Malgré l'inexpérience de la Ducati, qui n'a encore jamais roulé sur 24 heures, Louis Rossi se voit "embêter les meilleurs" et Julien Da Costa pense pouvoir courir "pas loin du podium".

Randy de Puniet se veut plus prudent: "Les autres années, quand je prenais le départ, j'y allais pour gagner. Là, je sais que ça va être plus difficile".

"D'autres équipes ont bien plus d'expérience que nous", concède le recordman du tour (1 min 35 sec 730/1000, en 2017).

"C'est, entre guillemets, une course d'entraînement", analyse-t-il. "Il faut prendre le maximum d'expérience, prendre des notes. Tous les petits soucis qu'il va y avoir, toutes les erreurs qu'on va faire, parce qu'il y en aura, il faut les noter".

Que ce soit avec Ducati ou une autre marque, le Francilien se fixe un objectif: "gagner au moins une fois le Mans et le Bol d'or".

- Deux podiums en MotoGP -

Elles sont loin, pour lui, les années Grands Prix.

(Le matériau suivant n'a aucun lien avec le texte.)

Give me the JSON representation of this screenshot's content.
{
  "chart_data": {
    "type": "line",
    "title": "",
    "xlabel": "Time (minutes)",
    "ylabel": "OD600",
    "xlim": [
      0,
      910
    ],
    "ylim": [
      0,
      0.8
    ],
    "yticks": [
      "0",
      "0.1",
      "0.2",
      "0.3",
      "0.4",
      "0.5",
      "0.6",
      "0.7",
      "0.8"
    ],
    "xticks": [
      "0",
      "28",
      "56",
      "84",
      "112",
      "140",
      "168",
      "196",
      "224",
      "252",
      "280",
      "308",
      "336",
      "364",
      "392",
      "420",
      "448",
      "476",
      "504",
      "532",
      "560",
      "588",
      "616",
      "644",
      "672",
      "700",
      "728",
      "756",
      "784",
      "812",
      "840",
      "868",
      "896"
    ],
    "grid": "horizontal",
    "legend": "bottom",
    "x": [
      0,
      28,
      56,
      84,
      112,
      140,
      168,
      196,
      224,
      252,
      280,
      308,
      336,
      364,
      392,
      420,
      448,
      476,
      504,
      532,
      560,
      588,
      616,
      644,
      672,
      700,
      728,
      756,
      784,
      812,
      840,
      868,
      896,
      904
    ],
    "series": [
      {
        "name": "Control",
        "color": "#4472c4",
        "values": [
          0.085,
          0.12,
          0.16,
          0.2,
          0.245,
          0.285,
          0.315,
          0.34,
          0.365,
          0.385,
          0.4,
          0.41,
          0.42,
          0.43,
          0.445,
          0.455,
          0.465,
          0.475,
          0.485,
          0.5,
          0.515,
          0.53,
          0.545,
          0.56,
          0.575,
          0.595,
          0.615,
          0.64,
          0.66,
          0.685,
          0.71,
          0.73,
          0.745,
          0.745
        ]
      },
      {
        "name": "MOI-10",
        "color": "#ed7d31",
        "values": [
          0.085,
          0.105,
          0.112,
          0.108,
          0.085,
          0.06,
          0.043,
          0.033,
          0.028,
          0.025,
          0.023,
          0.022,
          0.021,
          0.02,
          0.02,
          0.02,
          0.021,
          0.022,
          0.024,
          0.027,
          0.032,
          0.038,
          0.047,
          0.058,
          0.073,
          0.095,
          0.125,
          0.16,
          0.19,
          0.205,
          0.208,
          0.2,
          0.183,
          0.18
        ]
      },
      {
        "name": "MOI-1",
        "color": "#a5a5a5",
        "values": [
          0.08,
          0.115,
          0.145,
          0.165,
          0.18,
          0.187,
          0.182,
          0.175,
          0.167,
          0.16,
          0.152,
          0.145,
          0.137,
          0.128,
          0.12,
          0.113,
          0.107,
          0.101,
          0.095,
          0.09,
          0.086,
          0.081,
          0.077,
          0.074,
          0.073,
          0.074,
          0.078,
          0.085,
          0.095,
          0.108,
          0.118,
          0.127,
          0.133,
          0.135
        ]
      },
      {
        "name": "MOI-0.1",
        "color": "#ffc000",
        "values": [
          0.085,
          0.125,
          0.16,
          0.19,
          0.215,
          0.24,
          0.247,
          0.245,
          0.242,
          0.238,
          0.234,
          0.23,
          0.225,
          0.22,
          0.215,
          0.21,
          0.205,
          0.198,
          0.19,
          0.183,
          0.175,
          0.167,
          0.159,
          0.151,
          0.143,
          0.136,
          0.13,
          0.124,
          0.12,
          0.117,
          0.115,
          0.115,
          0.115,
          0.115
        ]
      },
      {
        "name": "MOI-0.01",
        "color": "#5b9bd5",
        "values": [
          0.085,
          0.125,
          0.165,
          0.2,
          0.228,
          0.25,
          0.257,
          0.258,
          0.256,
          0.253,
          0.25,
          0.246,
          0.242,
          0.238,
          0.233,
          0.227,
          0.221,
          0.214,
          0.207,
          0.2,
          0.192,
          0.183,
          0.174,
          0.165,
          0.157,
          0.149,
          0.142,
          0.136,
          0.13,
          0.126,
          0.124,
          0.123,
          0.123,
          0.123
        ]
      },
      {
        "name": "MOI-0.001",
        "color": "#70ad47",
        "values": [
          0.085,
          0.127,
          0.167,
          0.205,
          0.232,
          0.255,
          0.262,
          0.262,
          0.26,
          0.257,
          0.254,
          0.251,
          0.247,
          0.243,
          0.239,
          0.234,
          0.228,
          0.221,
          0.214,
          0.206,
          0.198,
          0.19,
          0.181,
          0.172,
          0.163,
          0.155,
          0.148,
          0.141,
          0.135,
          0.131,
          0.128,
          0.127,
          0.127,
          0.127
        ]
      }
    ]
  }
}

Celles qui l'ont vu remporter cinq courses en 250 cm3, entre 2003 et 2005, et monter sur deux podiums en MotoGP.

A présent, sa vie se partage entre les studios de Canal+, pour qui il commente les Grands Prix de MotoGP aux côtés notamment de Louis Rossi, et l'endurance.

Et lui qui, au début, "n'y arrivai(t) pas" en endurance, ne se voit maintenant plus ailleurs: "Je finirai ma carrière là-dedans. Sur une victoire, j'espère".

Sans doute pas dès dimanche: "L'équipe est trop jeune, on n'a jamais vu une équipe si jeune gagner une course de 24 heures", assure Julien Da Costa.

L'année prochaine, alors ? "On sera dans les favoris", assure Randy de Puniet. Il a le temps: malgré ses 39 ans, il reste l'un des pilotes les plus rapides du paddock.